College Tuition Remains Flat, But Net Price Continues to Increase

By Allie Bidwell, NASFAA Senior Reporter

Although the published tuition and fee prices at colleges and universities remained relatively unchanged in the last year, students continue to pay more after accounting for financial aid, as only institutional grant aid has grown by a significant amount in the last several years, according to two annual trends reports released Tuesday by the College Board.

According to the two reports—Trends in College Pricing and Trends in Student Aid—the average sticker price tuition and fees for in-state students attending four-year public institutions increased by 2.5 percent, or $250, to $10,230 in 2018-19, before adjusting for inflation. This is the first time that the College Board has reported average published tuition and fees above $10,000.

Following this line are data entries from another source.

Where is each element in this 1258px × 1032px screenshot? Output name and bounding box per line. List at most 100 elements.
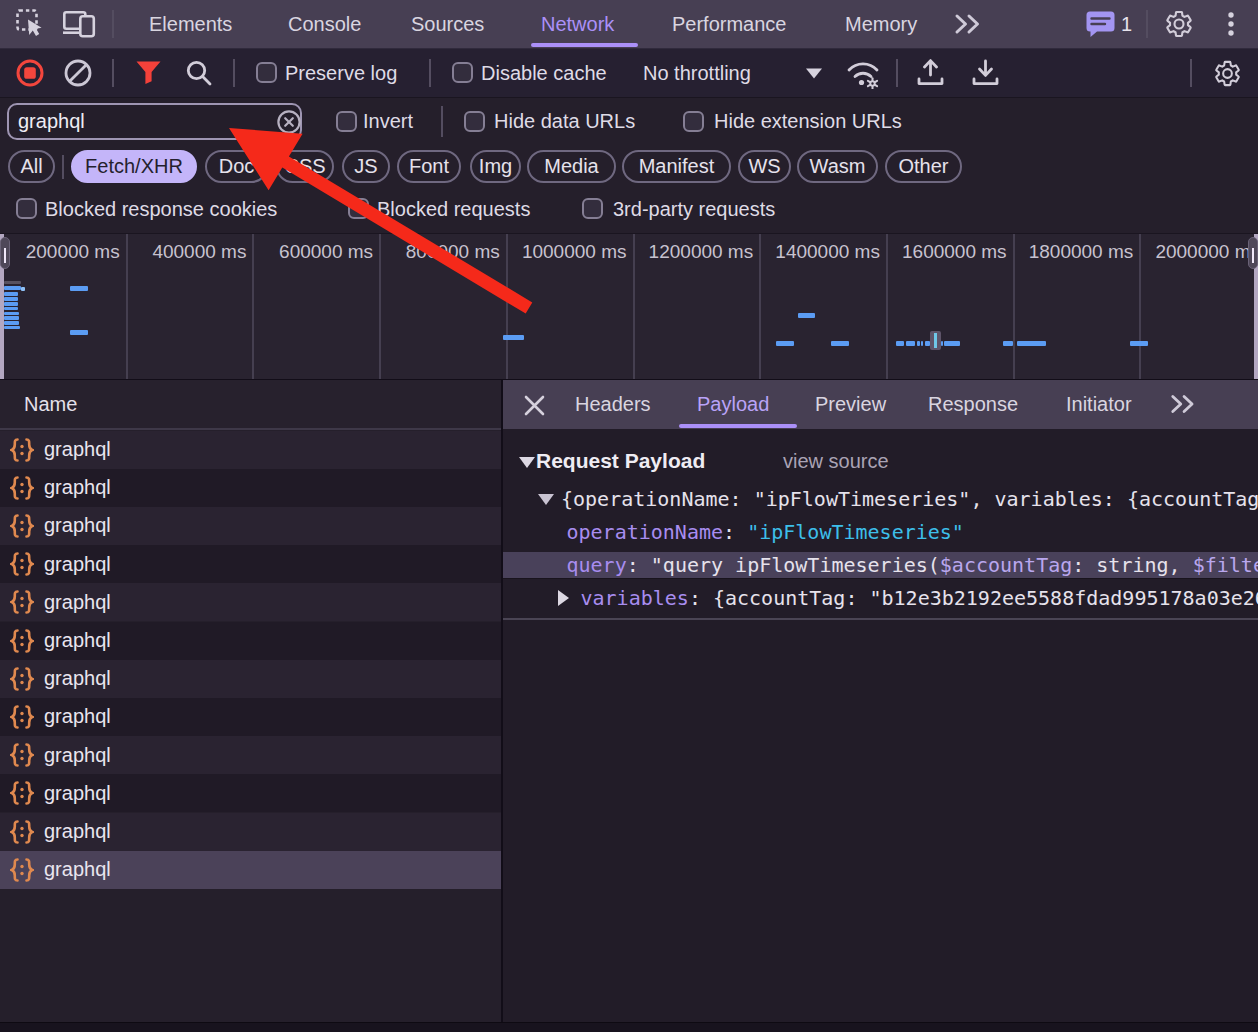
request-row[interactable]: graphql: [0, 431, 501, 469]
payload-row[interactable]: variables: {accountTag: "b12e3b2192ee558…: [503, 585, 1258, 611]
chip-css[interactable]: CSS: [276, 150, 334, 183]
request-name: graphql: [44, 476, 111, 499]
overview-grip-left[interactable]: [0, 237, 10, 269]
clear-filter-icon[interactable]: [277, 110, 301, 134]
more-detail-tabs-icon[interactable]: [1169, 393, 1201, 415]
label-blocked-requests[interactable]: Blocked requests: [377, 185, 530, 233]
filter-separator: [441, 106, 443, 137]
chip-other[interactable]: Other: [885, 150, 962, 183]
request-row[interactable]: graphql: [0, 736, 501, 774]
payload-row[interactable]: query: "query ipFlowTimeseries($accountT…: [503, 552, 1258, 578]
filter-funnel-icon[interactable]: [136, 61, 161, 85]
overview-request-bar: [70, 286, 88, 291]
invert-label[interactable]: Invert: [363, 97, 413, 145]
clear-icon[interactable]: [64, 59, 92, 87]
tab-network[interactable]: Network: [541, 0, 614, 48]
filter-input-value: graphql: [18, 103, 85, 139]
overview-grip-line: [1252, 248, 1254, 263]
hide-data-urls-label[interactable]: Hide data URLs: [494, 97, 635, 145]
disable-cache-label[interactable]: Disable cache: [481, 49, 607, 97]
overview-tick-label: 200000 ms: [0, 241, 120, 263]
payload-row[interactable]: {operationName: "ipFlowTimeseries", vari…: [503, 486, 1258, 512]
chip-ws[interactable]: WS: [738, 150, 791, 183]
tab-performance[interactable]: Performance: [672, 0, 787, 48]
kebab-menu-icon[interactable]: [1225, 10, 1237, 38]
throttling-select[interactable]: No throttling: [643, 49, 751, 97]
messages-icon[interactable]: [1086, 11, 1115, 38]
detail-tab-response[interactable]: Response: [928, 380, 1018, 429]
tab-sources[interactable]: Sources: [411, 0, 484, 48]
request-row[interactable]: graphql: [0, 469, 501, 507]
checkbox-blocked-requests[interactable]: [348, 198, 369, 219]
payload-row[interactable]: operationName: "ipFlowTimeseries": [503, 519, 1258, 545]
section-collapse-icon[interactable]: [519, 457, 535, 468]
tab-elements[interactable]: Elements: [149, 0, 232, 48]
request-row[interactable]: graphql: [0, 545, 501, 583]
device-toolbar-icon[interactable]: [63, 10, 97, 38]
overview-request-bar: [798, 313, 815, 318]
chip-all[interactable]: All: [8, 150, 55, 183]
request-row[interactable]: graphql: [0, 622, 501, 660]
settings-gear-icon[interactable]: [1164, 9, 1194, 39]
overview-request-bar: [941, 341, 943, 346]
chip-wasm[interactable]: Wasm: [797, 150, 878, 183]
label-blocked-response-cookies[interactable]: Blocked response cookies: [45, 185, 277, 233]
hide-data-urls-checkbox[interactable]: [464, 111, 485, 132]
preserve-log-checkbox[interactable]: [256, 62, 277, 83]
network-overview-timeline[interactable]: 200000 ms400000 ms600000 ms800000 ms1000…: [0, 233, 1258, 381]
hide-extension-urls-checkbox[interactable]: [683, 111, 704, 132]
disable-cache-checkbox[interactable]: [452, 62, 473, 83]
request-row[interactable]: graphql: [0, 583, 501, 621]
overview-request-bar: [4, 302, 18, 306]
overview-grip-right[interactable]: [1248, 237, 1258, 269]
preserve-log-label[interactable]: Preserve log: [285, 49, 397, 97]
search-icon[interactable]: [186, 60, 212, 86]
detail-tab-payload[interactable]: Payload: [697, 380, 769, 429]
view-source-link[interactable]: view source: [783, 450, 889, 473]
request-row[interactable]: graphql: [0, 507, 501, 545]
more-panels-icon[interactable]: [953, 13, 987, 35]
chip-js[interactable]: JS: [342, 150, 390, 183]
inspect-icon[interactable]: [16, 9, 44, 37]
name-column-header[interactable]: Name: [0, 380, 501, 430]
payload-segment-key: variables: [581, 586, 689, 610]
tab-memory[interactable]: Memory: [845, 0, 917, 48]
record-stop-icon[interactable]: [16, 59, 44, 87]
detail-tab-initiator[interactable]: Initiator: [1066, 380, 1132, 429]
payload-segment-var: $accountTag: [940, 553, 1072, 577]
request-row[interactable]: graphql: [0, 774, 501, 812]
overview-request-bar: [906, 341, 915, 346]
chip-media[interactable]: Media: [527, 150, 616, 183]
chip-manifest[interactable]: Manifest: [622, 150, 731, 183]
expanded-triangle-icon[interactable]: [538, 494, 554, 505]
detail-tab-headers[interactable]: Headers: [575, 380, 651, 429]
import-har-icon[interactable]: [917, 59, 944, 87]
active-tab-underline: [531, 43, 638, 47]
checkbox-3rd-party-requests[interactable]: [582, 198, 603, 219]
invert-checkbox[interactable]: [336, 111, 357, 132]
request-row[interactable]: graphql: [0, 660, 501, 698]
label-3rd-party-requests[interactable]: 3rd-party requests: [613, 185, 775, 233]
chip-doc[interactable]: Doc: [205, 150, 268, 183]
chip-font[interactable]: Font: [397, 150, 461, 183]
hide-extension-urls-label[interactable]: Hide extension URLs: [714, 97, 902, 145]
close-x-icon[interactable]: [524, 395, 545, 416]
throttling-dropdown-caret-icon[interactable]: [805, 67, 823, 80]
network-settings-gear-icon[interactable]: [1213, 59, 1242, 88]
network-conditions-icon[interactable]: [846, 58, 880, 89]
detail-tab-preview[interactable]: Preview: [815, 380, 886, 429]
request-name: graphql: [44, 858, 111, 881]
chip-img[interactable]: Img: [470, 150, 521, 183]
request-payload-section[interactable]: Request Payload view source: [503, 449, 1258, 477]
request-row[interactable]: graphql: [0, 698, 501, 736]
checkbox-blocked-response-cookies[interactable]: [16, 198, 37, 219]
request-name: graphql: [44, 782, 111, 805]
tab-console[interactable]: Console: [288, 0, 361, 48]
request-name: graphql: [44, 744, 111, 767]
payload-segment-plain: : {accountTag: "b12e3b2192ee5588fdad9951…: [689, 586, 1258, 610]
request-row[interactable]: graphql: [0, 851, 501, 889]
collapsed-triangle-icon[interactable]: [558, 590, 569, 606]
request-row[interactable]: graphql: [0, 813, 501, 851]
export-har-icon[interactable]: [972, 59, 999, 87]
chip-fetch-xhr[interactable]: Fetch/XHR: [71, 150, 197, 183]
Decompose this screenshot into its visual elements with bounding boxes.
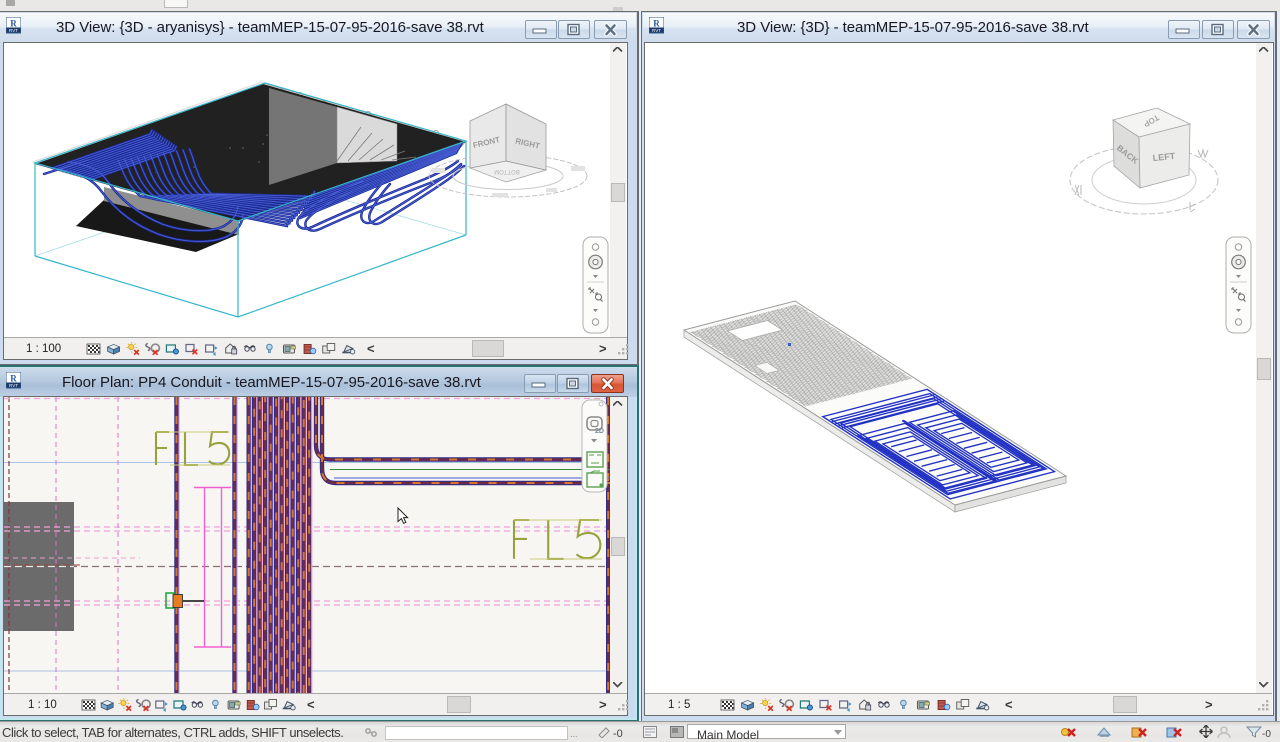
svg-text:BOTTOM: BOTTOM: [494, 168, 520, 174]
svg-text:2D: 2D: [595, 428, 604, 435]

Over the last decade, the published in-state tuition and fees at public four-year institutions has increased by about 3.1 percent each year beyond inflation. That increase is smaller than in previous decades; sticker prices rose by about 4.2 percent each year between 1998-99 and 2008-09, for example. At private nonprofit four-year institutions, published tuition and fees grew by 3.3 percent, or $1,130, to $35,830 in 2018-19, and at public two-year institutions, published in-district tuition and fees increased by 2.8 percent, or $100, to $3,660 in 2018-19. Published tuition and fees, room and board also increased across the board.

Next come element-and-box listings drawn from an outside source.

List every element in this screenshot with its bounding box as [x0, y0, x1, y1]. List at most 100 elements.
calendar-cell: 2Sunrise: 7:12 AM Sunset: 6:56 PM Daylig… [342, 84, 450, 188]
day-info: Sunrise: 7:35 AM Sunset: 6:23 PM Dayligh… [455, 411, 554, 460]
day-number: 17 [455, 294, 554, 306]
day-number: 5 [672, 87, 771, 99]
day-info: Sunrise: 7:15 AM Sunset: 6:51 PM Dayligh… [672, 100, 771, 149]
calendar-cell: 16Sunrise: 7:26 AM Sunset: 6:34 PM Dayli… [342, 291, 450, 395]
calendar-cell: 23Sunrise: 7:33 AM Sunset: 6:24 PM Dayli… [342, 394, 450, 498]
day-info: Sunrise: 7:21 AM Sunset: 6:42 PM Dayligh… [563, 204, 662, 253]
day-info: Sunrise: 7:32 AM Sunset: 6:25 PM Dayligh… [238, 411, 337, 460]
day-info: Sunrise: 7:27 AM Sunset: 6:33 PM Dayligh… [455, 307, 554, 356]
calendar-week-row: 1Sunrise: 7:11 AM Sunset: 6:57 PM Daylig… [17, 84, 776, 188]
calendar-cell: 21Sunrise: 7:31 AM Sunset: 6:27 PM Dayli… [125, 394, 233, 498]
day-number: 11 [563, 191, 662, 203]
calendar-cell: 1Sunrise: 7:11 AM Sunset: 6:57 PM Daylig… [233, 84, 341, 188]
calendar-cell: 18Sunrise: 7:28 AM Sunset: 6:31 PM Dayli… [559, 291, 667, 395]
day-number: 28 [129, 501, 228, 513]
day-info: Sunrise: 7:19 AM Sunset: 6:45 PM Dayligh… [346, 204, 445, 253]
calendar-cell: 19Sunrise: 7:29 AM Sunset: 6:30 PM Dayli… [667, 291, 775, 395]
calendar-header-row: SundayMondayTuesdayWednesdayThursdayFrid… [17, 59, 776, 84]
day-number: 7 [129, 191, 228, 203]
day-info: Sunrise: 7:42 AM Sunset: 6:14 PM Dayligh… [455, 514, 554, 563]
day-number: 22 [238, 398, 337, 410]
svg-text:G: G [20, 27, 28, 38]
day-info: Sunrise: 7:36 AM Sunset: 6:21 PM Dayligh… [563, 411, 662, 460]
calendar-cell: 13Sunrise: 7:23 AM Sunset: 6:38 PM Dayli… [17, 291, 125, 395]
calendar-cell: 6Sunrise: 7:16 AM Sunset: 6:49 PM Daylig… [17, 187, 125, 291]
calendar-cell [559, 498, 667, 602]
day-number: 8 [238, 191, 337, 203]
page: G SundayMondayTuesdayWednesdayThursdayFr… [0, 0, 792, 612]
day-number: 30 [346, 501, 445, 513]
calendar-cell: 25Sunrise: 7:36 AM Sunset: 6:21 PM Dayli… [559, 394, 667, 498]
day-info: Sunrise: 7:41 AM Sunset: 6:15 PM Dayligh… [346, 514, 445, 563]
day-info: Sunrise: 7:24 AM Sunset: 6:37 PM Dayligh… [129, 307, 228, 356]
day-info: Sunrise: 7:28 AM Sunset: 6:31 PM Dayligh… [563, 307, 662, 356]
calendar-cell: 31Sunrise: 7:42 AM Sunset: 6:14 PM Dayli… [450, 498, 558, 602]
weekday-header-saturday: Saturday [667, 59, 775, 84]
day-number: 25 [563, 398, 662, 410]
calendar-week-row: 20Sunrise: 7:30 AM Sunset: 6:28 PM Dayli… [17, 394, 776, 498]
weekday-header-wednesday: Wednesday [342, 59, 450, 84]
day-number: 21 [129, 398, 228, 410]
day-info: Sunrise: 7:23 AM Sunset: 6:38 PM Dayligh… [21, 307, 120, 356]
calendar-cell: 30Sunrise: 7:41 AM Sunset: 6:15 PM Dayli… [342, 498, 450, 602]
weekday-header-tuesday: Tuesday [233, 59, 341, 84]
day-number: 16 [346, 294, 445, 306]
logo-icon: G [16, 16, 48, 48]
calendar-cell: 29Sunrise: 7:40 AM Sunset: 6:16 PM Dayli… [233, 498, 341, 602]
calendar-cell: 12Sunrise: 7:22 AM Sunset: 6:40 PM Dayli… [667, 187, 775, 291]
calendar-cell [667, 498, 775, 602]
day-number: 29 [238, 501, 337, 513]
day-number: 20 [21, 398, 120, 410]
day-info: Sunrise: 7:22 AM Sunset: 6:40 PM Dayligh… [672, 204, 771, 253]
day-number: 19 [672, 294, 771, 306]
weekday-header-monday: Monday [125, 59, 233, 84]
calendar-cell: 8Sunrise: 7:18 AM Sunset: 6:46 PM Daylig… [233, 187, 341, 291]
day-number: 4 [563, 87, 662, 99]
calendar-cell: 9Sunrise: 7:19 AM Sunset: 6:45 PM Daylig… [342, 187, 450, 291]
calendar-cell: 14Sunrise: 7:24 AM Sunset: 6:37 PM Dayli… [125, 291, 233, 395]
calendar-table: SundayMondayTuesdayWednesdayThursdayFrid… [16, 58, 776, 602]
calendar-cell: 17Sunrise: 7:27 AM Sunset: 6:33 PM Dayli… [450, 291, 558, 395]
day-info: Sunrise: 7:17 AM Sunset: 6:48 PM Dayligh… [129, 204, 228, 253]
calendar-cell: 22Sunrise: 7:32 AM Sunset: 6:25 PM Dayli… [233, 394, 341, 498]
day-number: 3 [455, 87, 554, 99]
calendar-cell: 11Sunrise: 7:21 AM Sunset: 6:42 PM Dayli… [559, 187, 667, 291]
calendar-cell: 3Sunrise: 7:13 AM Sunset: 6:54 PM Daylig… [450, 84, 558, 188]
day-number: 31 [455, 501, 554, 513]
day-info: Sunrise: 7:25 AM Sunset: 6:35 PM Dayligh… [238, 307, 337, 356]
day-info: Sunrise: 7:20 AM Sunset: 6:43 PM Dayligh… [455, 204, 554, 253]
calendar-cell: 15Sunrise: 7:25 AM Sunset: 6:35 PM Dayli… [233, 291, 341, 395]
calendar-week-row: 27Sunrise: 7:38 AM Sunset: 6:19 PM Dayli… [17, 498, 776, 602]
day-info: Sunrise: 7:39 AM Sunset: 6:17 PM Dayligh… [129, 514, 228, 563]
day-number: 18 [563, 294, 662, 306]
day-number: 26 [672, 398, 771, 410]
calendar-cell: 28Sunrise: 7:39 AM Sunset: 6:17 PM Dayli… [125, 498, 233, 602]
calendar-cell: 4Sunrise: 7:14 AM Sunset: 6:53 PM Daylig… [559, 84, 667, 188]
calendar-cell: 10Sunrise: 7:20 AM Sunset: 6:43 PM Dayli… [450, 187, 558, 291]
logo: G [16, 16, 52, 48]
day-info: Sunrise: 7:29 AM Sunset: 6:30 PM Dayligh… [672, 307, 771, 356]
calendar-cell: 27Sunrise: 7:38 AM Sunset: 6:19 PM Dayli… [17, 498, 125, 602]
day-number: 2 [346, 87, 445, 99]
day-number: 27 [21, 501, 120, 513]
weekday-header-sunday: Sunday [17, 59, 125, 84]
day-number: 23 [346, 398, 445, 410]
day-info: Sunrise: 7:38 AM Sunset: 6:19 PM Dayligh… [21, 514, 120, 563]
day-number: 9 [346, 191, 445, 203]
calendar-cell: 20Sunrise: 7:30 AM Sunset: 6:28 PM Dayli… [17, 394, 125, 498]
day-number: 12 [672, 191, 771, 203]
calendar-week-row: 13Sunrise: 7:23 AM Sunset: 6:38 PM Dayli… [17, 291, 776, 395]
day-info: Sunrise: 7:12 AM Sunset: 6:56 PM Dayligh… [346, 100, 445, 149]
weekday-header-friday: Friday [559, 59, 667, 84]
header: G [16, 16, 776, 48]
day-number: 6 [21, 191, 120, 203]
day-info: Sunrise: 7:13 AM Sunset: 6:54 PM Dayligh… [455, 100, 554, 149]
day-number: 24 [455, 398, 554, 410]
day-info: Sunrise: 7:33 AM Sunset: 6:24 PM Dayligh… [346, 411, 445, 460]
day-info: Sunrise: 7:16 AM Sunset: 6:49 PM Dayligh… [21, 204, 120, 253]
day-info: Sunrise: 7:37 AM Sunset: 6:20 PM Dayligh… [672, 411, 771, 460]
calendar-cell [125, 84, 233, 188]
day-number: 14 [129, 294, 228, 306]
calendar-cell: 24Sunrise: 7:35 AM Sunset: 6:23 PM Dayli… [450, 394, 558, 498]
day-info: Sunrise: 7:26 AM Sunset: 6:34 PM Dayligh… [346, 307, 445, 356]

Meanwhile, the growth in total undergraduate student aid has slowed, increasing from $183.8 billion in 2016-17 to $184.1 billion in 2017-18. As a result, the net price of what students pay—net tuition and fees, plus room and board—has consistently increased over the last two decades.

“We don’t want to cheer too much about the sticker prices when we know what matters for students most is how much they actually pay,” said Sandy Baum, a coauthor of the reports and a senior fellow at the Urban Institute.

The reports also showed that total annual student borrowing—including both federal and private loans—decreased for the seventh consecutive year, down to $105.5 billion in 2017-18 from $107.5 billion in 2016-17. Still, the nonfederal share of all borrowing has increased slightly over the years, making up 11 percent of all annual borrowing in 2017-18, compared with 7 percent in 2010-11. The Institute for College Access and Success has reported that many students with private loans did not exhaust all of their federal loan eligibility, and many did not take out any federal loans.

The report on college pricing also highlighted that, despite some growth in grant aid over time, there has also been a marked increase in family income inequality, as income has grown faster for families from higher income quintiles over the last three decades. Between 2007 and 2017, for example, mean family income for those in the top 5 percent grew by 11 percent. But for those families in the lowest income quintile, the mean family income actually decreased by one percent.